Ryan T.
Yelp
After I moved to New York, almost immediately, things went terribly wrong. My new employer began to implode and the mentor who hired me quit. My great new apartment was riddled with bedbugs, roaches, and mice. One of our beloved cats died, then the other. I needed to hold things together for my wife and baby daughter, but inside I was falling apart.
To cope, I tried drinking. I tried getting lost in movies and music. Long work hours. Junk food.
In the end what saved me was my loving family -- and sisu spin with Petra at the Park Slope Armory YMCA.
-~*~-
In the beginning, four years ago, and for a while thereafter, I would stumble into Petra's class bleary eyed and exhausted, or miss it entirely. I made excuses: I was a new parent, in a new city, a night person trying to make morning classes. Etc. In truth, I was wasting time in front of screens (and behind a cocktail shaker) late at night, often waking up hung over.
I still noticed that Petra's spin class was incredible. For 12 years before I moved to New York, I rotated through every spin instructor at the big, superb Berkeley YMCA. Almost all 15 or so in that time were good, many were excellent.
None -- none -- were like Petra.
The thing about Petra is how many elements of fitness instruction she absolutely nails.
The music is on point, constantly changing, perfectly paced, fresh, and as diverse as what you'd hear walking through Prospect Park on a summer Saturday. You will discover new favorites.
The vibe is positive. You feel welcomed and part of a team, never shamed or shouted at.
The instruction is clear. You have a sense of where you are in the sweep of the set, what's coming, and what you should be doing right at this moment -- where your body and resistance knob should be, how fast to go, what to do if you are tired or injured, and the benefit of going extra strong on a particular track.
The workout feels aggressive but never ridiculous--strength, speed, and rhythm are balanced in a natural way. At times it is meditative.
The intensity is assertively available. In four years, I never left Petra's class feeling like I did not push my body beyond where I thought I would go that day. Yet I also never felt pressure to push too far.
Most instructors get most of these angles right most of the time. Petra gets all of them absolutely correct virtually every time. It took 12 years of spin classes before I realized what a difference this makes.
-~*~-
Things got better. We moved down the block, the pests did not follow. Work stabilized a bit. We had a second daughter.
I went to Petra's class once or twice a week now, getting in line early for the fast-filling Saturday edition. She would share things with us: Her Finnish background. That she taught body combat, TRX, mama-baby yoga -- like half of the classes at Armory Y. How she loved running the Brooklyn Half.

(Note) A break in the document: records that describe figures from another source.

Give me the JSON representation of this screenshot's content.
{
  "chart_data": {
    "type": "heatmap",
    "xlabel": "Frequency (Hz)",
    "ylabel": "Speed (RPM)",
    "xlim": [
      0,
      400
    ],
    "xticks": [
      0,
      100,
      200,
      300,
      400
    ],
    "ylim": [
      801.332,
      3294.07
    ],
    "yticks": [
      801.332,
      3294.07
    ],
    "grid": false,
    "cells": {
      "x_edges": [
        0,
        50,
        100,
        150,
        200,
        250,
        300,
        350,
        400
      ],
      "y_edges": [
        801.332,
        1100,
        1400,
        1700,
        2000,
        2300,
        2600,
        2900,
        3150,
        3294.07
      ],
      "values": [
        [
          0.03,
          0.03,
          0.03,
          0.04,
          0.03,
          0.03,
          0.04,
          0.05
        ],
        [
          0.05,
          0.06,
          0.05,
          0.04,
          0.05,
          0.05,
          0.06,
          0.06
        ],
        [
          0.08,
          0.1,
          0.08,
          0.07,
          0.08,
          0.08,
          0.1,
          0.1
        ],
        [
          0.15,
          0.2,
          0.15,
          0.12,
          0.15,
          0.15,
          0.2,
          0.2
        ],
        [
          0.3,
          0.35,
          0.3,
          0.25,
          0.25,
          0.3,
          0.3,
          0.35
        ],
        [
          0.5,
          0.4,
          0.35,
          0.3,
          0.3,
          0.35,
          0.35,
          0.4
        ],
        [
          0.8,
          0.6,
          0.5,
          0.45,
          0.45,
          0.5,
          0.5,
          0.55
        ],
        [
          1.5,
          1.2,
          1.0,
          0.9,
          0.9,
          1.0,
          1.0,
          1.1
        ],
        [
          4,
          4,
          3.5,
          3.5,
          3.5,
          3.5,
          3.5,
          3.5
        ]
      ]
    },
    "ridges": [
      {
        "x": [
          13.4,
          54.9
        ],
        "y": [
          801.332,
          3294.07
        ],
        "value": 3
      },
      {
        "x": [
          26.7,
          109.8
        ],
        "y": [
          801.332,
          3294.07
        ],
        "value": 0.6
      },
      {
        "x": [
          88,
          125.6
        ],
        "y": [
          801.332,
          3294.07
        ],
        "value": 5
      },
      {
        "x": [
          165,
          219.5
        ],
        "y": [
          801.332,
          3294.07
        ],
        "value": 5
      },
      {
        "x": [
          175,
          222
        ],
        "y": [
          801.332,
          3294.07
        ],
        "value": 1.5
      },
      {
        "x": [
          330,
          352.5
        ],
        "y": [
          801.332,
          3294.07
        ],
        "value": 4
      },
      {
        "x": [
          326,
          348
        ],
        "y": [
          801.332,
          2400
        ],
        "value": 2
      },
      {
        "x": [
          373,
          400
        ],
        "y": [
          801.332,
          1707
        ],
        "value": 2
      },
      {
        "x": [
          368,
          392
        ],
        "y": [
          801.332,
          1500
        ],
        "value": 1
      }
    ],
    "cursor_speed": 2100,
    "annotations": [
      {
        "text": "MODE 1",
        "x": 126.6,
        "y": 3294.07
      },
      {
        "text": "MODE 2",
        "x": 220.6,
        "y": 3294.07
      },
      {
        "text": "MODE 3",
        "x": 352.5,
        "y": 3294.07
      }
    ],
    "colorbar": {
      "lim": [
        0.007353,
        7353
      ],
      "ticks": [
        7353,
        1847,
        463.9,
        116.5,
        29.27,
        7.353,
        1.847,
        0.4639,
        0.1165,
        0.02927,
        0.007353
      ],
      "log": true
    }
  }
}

At some point, Petra explained the Finnish concept of "sisu." It roughly translates as "grit," the determination to fight hard in the face of tremendous difficulty. I thought this was a useful concept for her classes; if you feel burned out already 10 minutes in, try and muster the sisu to rally.
I felt myself building endurance and a sort of transcendence: I could escape my work problems, or any others, for an hour. The more I did this, the fewer problems there were to escape, because I was calmer outside of the spin room.
-~*~-
This past January, a switch flipped. I cut out the drinks and morning donuts. I tried to be grateful instead of angry, to focus on blessings instead of problems. The results are good: More sleep, fewer night snacks, more energy and patience for family and work. And I'm on time for spin!
This year, I am in Petra's class three times a week. Instead of just surviving, I progress as a rider. I have lost about 30 pounds so far in 2018.
Here is something I noticed: The way Petra teaches is itself a lesson. To fully commit yourself to improving by just a bit the fitness of a room of people, old and young, pros and amateurs, hung over and bright eyed, grateful and frustrated, even when you yourself might be weary -- this is an act of love for others and of liberation for yourself. It taught me a new way to interact with and care for others.
Last year, I thought sisu was something I needed in order to make it through Petra's classes. This year, I see that the classes themselves, and perhaps the Armory Y as a whole, are the sisu I need to get through life -- where I resolve, when the odds seem hopeless, to endure, and even to keep pushing, beyond my comfort zone.
There is a song Petra used to play at the end of class, it began like this:
Feeling my way through the darkness
Guided by a beating heart
I can't tell where the journey will end
But I know where to start
In the darkness and with fast-beating hearts, many people find new beginnings with Petra every week at the Park Slope Armory YMCA. It is a wonderful act of grace.